It's Friday evening, and I only wheelspin into the Woollies just as they closed their doors. Was maybe 5 and a half seconds too late. To get some wine for Friday evening. Closed.
So I instead trottered along to the Parker’s Grill restaurant next door – on Jan Smuts – in Rosebank - because this is important:
‘Hi can I buy one of your house wines to go please?’
Thick German accent; his attitude stinks.
‘And why not? The Greek place in Illovo sells me wine.’
‘Because it’s against the law.’
‘What? No it’s not.’
‘Yess it is.’
All the patrons are staring now, because he’s raising his voice and he sounds like Goebbels.
‘You’re not living in Chairmany anymore you know.
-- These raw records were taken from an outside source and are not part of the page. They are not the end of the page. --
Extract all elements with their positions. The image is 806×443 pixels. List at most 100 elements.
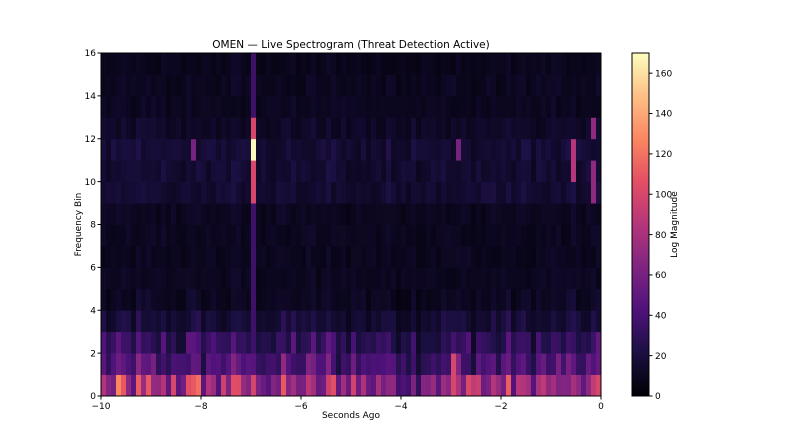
heatmap-cell xyxy=(591,138,597,161)
y-tick-label: 10 xyxy=(85,178,97,188)
heatmap-cell xyxy=(126,353,132,375)
heatmap-cell xyxy=(131,310,137,333)
heatmap-cell xyxy=(291,288,297,311)
heatmap-cell xyxy=(201,203,207,225)
heatmap-cell xyxy=(561,224,567,247)
heatmap-cell xyxy=(341,224,347,247)
heatmap-cell xyxy=(516,53,522,75)
heatmap-cell xyxy=(136,95,142,118)
heatmap-cell xyxy=(286,181,292,204)
heatmap-cell xyxy=(291,224,297,247)
heatmap-cell xyxy=(301,117,307,140)
heatmap-cell xyxy=(491,288,497,311)
heatmap-cell xyxy=(571,117,577,140)
heatmap-cell xyxy=(451,181,457,204)
heatmap-cell xyxy=(276,288,282,311)
heatmap-cell xyxy=(466,245,472,268)
heatmap-cell xyxy=(171,224,177,247)
heatmap-cell xyxy=(581,353,587,375)
heatmap-cell xyxy=(286,95,292,118)
heatmap-cell xyxy=(506,160,512,183)
heatmap-cell xyxy=(511,310,517,333)
heatmap-cell xyxy=(401,181,407,204)
heatmap-cell xyxy=(491,53,497,75)
heatmap-cell xyxy=(441,95,447,118)
heatmap-cell xyxy=(576,288,582,311)
heatmap-cell xyxy=(326,267,332,290)
heatmap-cell xyxy=(116,74,122,97)
heatmap-cell xyxy=(116,374,122,397)
heatmap-cell xyxy=(291,117,297,140)
heatmap-cell xyxy=(201,117,207,140)
heatmap-cell xyxy=(201,331,207,354)
heatmap-cell xyxy=(596,224,602,247)
heatmap-cell xyxy=(121,95,127,118)
heatmap-cell xyxy=(396,160,402,183)
heatmap-cell xyxy=(106,53,112,75)
heatmap-cell xyxy=(496,353,502,375)
heatmap-cell xyxy=(501,245,507,268)
heatmap-cell xyxy=(576,95,582,118)
heatmap-cell xyxy=(121,53,127,75)
heatmap-cell xyxy=(431,310,437,333)
heatmap-cell xyxy=(521,74,527,97)
heatmap-cell xyxy=(286,288,292,311)
heatmap-cell xyxy=(491,245,497,268)
heatmap-cell xyxy=(546,95,552,118)
heatmap-cell xyxy=(141,181,147,204)
heatmap-cell xyxy=(391,203,397,225)
heatmap-cell xyxy=(216,117,222,140)
heatmap-cell xyxy=(421,353,427,375)
heatmap-cell xyxy=(421,331,427,354)
heatmap-cell xyxy=(231,353,237,375)
heatmap-cell xyxy=(151,224,157,247)
heatmap-cell xyxy=(296,74,302,97)
heatmap-cell xyxy=(301,331,307,354)
heatmap-cell xyxy=(476,160,482,183)
heatmap-cell xyxy=(141,245,147,268)
heatmap-cell xyxy=(216,95,222,118)
heatmap-cell xyxy=(356,53,362,75)
heatmap-cell xyxy=(321,117,327,140)
heatmap-cell xyxy=(306,95,312,118)
heatmap-cell xyxy=(541,53,547,75)
heatmap-cell xyxy=(106,310,112,333)
heatmap-cell xyxy=(491,138,497,161)
heatmap-cell xyxy=(256,117,262,140)
heatmap-cell xyxy=(111,331,117,354)
heatmap-cell xyxy=(216,203,222,225)
heatmap-cell xyxy=(556,138,562,161)
heatmap-cell xyxy=(486,310,492,333)
heatmap-cell xyxy=(526,288,532,311)
heatmap-cell xyxy=(176,181,182,204)
heatmap-cell xyxy=(151,245,157,268)
heatmap-cell xyxy=(306,374,312,397)
heatmap-cell xyxy=(101,331,107,354)
heatmap-cell xyxy=(366,95,372,118)
heatmap-cell xyxy=(201,374,207,397)
heatmap-cell xyxy=(126,331,132,354)
heatmap-cell xyxy=(556,374,562,397)
heatmap-cell xyxy=(591,267,597,290)
heatmap-cell xyxy=(301,95,307,118)
heatmap-cell xyxy=(476,310,482,333)
heatmap-cell xyxy=(176,95,182,118)
heatmap-cell xyxy=(196,353,202,375)
heatmap-cell xyxy=(591,160,597,183)
heatmap-cell xyxy=(326,224,332,247)
heatmap-cell xyxy=(386,95,392,118)
heatmap-cell xyxy=(406,181,412,204)
heatmap-cell xyxy=(491,267,497,290)
heatmap-cell xyxy=(271,267,277,290)
heatmap-cell xyxy=(226,181,232,204)
heatmap-cell xyxy=(246,181,252,204)
heatmap-cell xyxy=(546,245,552,268)
heatmap-cell xyxy=(356,117,362,140)
heatmap-cell xyxy=(236,310,242,333)
heatmap-cell xyxy=(581,160,587,183)
heatmap-cell xyxy=(216,74,222,97)
heatmap-cell xyxy=(581,374,587,397)
heatmap-cell xyxy=(521,374,527,397)
heatmap-cell xyxy=(186,224,192,247)
heatmap-cell xyxy=(181,53,187,75)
C U Next Tuesday.’
I’ve had my first wrong-side-of-the-red-tape German experience.
Not in Germany; in Johannesburg. And I was furious. I have waxed lyrical about how structured and efficient and perfectly perfect the Germans are, I’ve gone on and on and on about frankfurters and stuff, and now this? THIS?
During this moment suddenly understood what people mean by ‘pedantic’ and ‘irritatingly law-abiding’ they are.
I came crashing down.
‘You’re being very stubborn. And I’ll NEVER come to eat here. Ever’
‘FINE BY ME!’ he roars, in front of all of his customers; poor sods who were eating under flourescent lighting under the watchful eye of Herr Hell over here.
It’s against the law Arrrgh.
And he didn’t have to fucking yelp at me in front of dining couplings, for heavens sake. So I went home, bitched about this to my German friend on the phone, [who agreed with my frustration FYI] and drank tea. Bugger you German man, bugger you.
Went to Albertsville Saturday and found myself some fucken fabulous furniture.
I turned my Beetle into a bakkie and loaded her up with this art deco stuff.
As one friend said, I’m missing the lamp with the ‘Afrikaans Tartan’ on it. Oh but I’m not – I’m collecting one with brown and orange woven shit all over it next week.
Aren’t they just the right balance between hideous and beautiful?Table with obligatory artefactsNaughty chair
Contraption with lots of glass and curly things
Went to watch the rugga at a braai this weekend and got suitably cockled up on red wine. In between obligatory conversation about masturbation.
As people do when they get drunk. And it’s half time.